Ухватился за шест и вылез. Стал Жилин замок с колодки сбивать. Стала Дина помогать, но замок крепкий никак не собьют.
«Ну, — думает Жилин, — до месяца надо до леса добраться». Хоть в колодке, да надо идти.
— Прощай, — говорит, — Динушка. Век тебя помнить буду.
Дина принесла ему лепёшки. Взял он лепёшки.
— Спасибо, — говорит, — умница. Кто тебе без меня кукол делать будет? — И погладил её по голове.
Как заплачет Дина, закрылась руками, побежала на гору.
Перекрестился Жилин, пошёл по дороге, ногу в колодке волочит, а сам всё на небо смотрит, где месяц встаёт. Дорогу он узнал. Только бы до лесу дойти до того, как месяц совсем выйдет. Перешёл он речку: не видать ещё месяца.

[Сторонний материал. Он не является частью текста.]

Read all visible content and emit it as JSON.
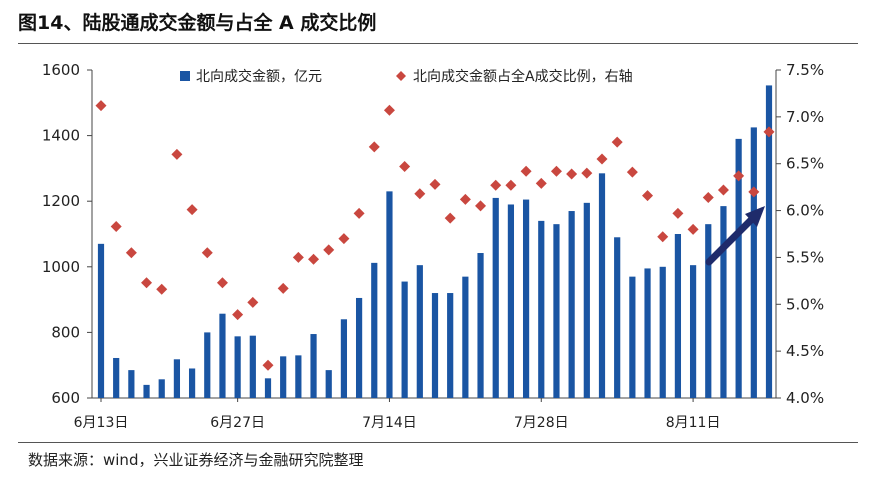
{
  "title": "图14、陆股通成交金额与占全 A 成交比例",
  "source": "数据来源：wind，兴业证券经济与金融研究院整理",
  "colors": {
    "bar": "#1a55a3",
    "point": "#c9473f",
    "arrow": "#1f2b6b",
    "axis": "#444444"
  },
  "chart_data": {
    "type": "bar+scatter",
    "x_tick_labels": [
      "6月13日",
      "6月27日",
      "7月14日",
      "7月28日",
      "8月11日"
    ],
    "x_tick_indices": [
      0,
      9,
      19,
      29,
      39
    ],
    "y_left": {
      "lim": [
        600,
        1600
      ],
      "ticks": [
        600,
        800,
        1000,
        1200,
        1400,
        1600
      ],
      "tick_labels": [
        "600",
        "800",
        "1000",
        "1200",
        "1400",
        "1600"
      ]
    },
    "y_right": {
      "lim": [
        4.0,
        7.5
      ],
      "ticks": [
        4.0,
        4.5,
        5.0,
        5.5,
        6.0,
        6.5,
        7.0,
        7.5
      ],
      "tick_labels": [
        "4.0%",
        "4.5%",
        "5.0%",
        "5.5%",
        "6.0%",
        "6.5%",
        "7.0%",
        "7.5%"
      ]
    },
    "legend": {
      "placement": "top",
      "bar_label": "北向成交金额，亿元",
      "point_label": "北向成交金额占全A成交比例，右轴"
    },
    "series": [
      {
        "name": "北向成交金额，亿元",
        "kind": "bar",
        "axis": "left",
        "values": [
          1070,
          722,
          685,
          640,
          657,
          718,
          690,
          800,
          857,
          788,
          790,
          660,
          727,
          730,
          795,
          685,
          840,
          905,
          1012,
          1230,
          955,
          1005,
          920,
          920,
          970,
          1042,
          1210,
          1190,
          1205,
          1140,
          1130,
          1170,
          1195,
          1285,
          1090,
          970,
          995,
          1000,
          1100,
          1005,
          1130,
          1185,
          1390,
          1425,
          1553
        ]
      },
      {
        "name": "北向成交金额占全A成交比例，右轴",
        "kind": "scatter",
        "axis": "right",
        "values": [
          7.12,
          5.83,
          5.55,
          5.23,
          5.16,
          6.6,
          6.01,
          5.55,
          5.23,
          4.89,
          5.02,
          4.35,
          5.17,
          5.5,
          5.48,
          5.58,
          5.7,
          5.97,
          6.68,
          7.07,
          6.47,
          6.18,
          6.28,
          5.92,
          6.12,
          6.05,
          6.27,
          6.27,
          6.42,
          6.29,
          6.42,
          6.39,
          6.4,
          6.55,
          6.73,
          6.41,
          6.16,
          5.72,
          5.97,
          5.8,
          6.14,
          6.22,
          6.37,
          6.2,
          6.84
        ]
      }
    ]
  }
}
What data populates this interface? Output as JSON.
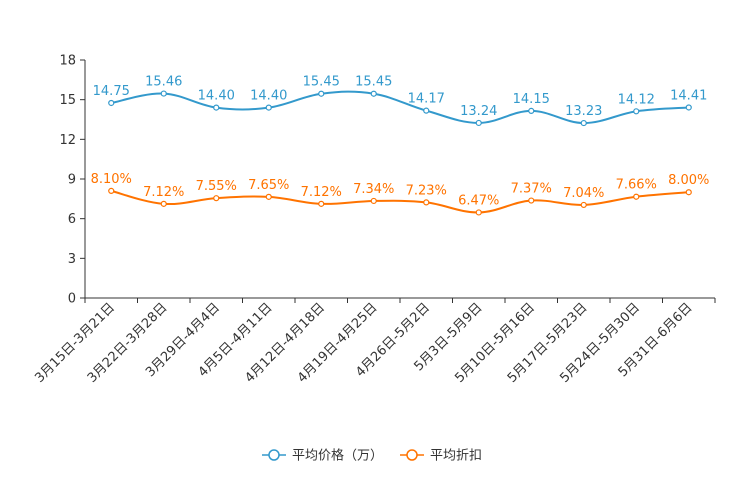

Дошёл до лесу, сел отдыхать. Отдохнул, лепёшку съел. Всю ночь шёл. Видит— лес кончается. Вышел на край — совсем светло; перед ним степь и крепость, и налево, близко под горой, огни горят, и казаки у костров.
Обрадовался Жилин, собрался с последними силами, побежал к казакам.
— Братцы! Братцы! Братцы!
Окружили его казаки, спрашивают: кто он, что за человек, откуда? А Жилин сам себя не помнит, плачет и приговаривает:
— Братцы! Братцы!
Узнали его офицеры, повезли в крепость. Обрадовались товарищи Жилину.
Рассказал Жилин, как с ним всё дело было, и говорит:
— Вот и домой съездил! Нет, уж видно не судьба моя.
И остался служить на Кавказе. А Костылина только ещё через месяц выкупили за пять тысяч. Еле живого привезли.